Wednesday, December 15, 2010

Sleeping mechanisms

define: sleep


Definitions of sleep on the Web:
  • a natural and periodic state of rest during which consciousness of the world is suspended; "he didn't get enough sleep last night"; "calm as a child in dreamless slumber"
  • a torpid state resembling deep sleep
  • be asleep
  • a period of time spent sleeping; "he felt better after a little sleep"; "there wasn't time for a nap"
  • be able to accommodate for sleeping; "This tent sleeps six people"
  • rest: euphemisms for death (based on an analogy between lying in a bed and in a tomb); "she was laid to rest beside her husband"; "they had to put their family pet to sleep"
    wordnetweb.princeton.edu/perl/webwn

The Brain of Robert Frost (Norman Norwood Holland, 1988) synthesizes several definitions of sleep and its function in the brain.

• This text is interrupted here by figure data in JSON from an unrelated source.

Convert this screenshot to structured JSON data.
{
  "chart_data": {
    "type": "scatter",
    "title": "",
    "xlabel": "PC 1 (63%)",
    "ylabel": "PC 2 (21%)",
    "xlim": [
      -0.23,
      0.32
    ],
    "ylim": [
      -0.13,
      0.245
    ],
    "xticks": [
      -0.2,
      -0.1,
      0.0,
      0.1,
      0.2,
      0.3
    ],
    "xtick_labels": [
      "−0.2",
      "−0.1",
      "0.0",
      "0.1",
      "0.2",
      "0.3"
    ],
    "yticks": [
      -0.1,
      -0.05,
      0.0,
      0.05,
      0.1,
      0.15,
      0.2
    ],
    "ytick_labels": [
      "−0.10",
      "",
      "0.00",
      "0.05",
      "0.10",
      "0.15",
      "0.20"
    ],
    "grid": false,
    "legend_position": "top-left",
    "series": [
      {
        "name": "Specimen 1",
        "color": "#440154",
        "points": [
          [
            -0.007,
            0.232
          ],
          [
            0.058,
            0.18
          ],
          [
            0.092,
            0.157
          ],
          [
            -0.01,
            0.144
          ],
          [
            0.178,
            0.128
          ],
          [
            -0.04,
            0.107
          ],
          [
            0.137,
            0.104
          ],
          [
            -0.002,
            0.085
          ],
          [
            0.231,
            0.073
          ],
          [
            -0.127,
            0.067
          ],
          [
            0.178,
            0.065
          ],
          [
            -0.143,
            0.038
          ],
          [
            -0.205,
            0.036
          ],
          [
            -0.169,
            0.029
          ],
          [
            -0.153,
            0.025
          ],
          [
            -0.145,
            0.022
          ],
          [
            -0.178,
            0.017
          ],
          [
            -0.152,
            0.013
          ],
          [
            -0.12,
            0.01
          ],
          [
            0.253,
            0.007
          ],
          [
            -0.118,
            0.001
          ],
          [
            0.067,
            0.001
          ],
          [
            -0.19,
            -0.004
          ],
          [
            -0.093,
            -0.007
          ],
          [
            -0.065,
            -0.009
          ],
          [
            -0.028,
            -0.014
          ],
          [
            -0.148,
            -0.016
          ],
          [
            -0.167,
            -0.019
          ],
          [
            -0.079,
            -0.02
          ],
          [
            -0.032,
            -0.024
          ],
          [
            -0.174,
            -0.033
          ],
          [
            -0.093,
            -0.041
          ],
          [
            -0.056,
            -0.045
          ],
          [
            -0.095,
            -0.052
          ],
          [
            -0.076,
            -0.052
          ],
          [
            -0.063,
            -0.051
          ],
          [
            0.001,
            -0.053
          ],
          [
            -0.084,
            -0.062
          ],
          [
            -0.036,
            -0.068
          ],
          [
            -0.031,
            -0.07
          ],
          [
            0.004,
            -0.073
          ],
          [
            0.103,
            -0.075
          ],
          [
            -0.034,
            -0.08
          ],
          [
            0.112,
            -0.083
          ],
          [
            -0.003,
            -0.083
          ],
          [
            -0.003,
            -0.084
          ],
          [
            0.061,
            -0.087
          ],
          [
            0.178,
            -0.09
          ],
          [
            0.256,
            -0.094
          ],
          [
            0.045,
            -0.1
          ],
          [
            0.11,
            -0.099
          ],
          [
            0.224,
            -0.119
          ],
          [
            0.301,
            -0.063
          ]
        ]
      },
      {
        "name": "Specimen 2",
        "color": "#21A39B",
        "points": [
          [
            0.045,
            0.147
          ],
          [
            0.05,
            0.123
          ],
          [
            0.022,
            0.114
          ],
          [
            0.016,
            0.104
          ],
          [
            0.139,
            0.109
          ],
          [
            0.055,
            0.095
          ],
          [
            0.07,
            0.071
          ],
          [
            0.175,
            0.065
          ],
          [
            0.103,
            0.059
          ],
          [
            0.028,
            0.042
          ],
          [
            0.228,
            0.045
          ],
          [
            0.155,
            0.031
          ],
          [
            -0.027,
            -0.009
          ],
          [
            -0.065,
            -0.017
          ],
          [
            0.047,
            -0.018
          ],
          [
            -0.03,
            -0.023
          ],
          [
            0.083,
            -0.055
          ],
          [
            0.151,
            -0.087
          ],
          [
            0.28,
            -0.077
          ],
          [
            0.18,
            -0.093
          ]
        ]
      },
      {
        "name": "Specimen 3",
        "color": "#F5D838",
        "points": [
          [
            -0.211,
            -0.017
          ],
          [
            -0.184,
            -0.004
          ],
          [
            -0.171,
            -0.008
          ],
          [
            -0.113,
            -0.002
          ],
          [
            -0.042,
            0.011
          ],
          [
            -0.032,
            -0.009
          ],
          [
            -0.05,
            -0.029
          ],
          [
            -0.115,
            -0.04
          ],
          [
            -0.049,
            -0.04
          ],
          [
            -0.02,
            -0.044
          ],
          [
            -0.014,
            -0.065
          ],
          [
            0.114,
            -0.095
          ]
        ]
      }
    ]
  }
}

REM sleep and hippocampal theta rhythms are two definitive characteristics of high-functioning brains.
"He thought about what Beauty had said. She was blank. She was concerned with and worried about Nothing, not unconsciously but with a blissful, detached and deliberate flexing of her mind, like the flick of a fishing rod back and forth without consequence. Talking to her was like talking to an animal or a mirror. Did she dream? Were the bi-directional cortolimbic pathways of her brain populated by the same theta rhythms and REM cycles as his? He could not believe that her mind was indivisible from her brain, unidirectional, as solvable, finite and traversable as a pancreas or an earthworm. But she was delicate and ignorant and shallow. It would take a great deal of effort to re-educate her. That, he thought, was why no one before him had held on to Beauty for very long, and he told himself he could overcome all of that."
A passing away. The kicking of many collective buckets. A murder of crows.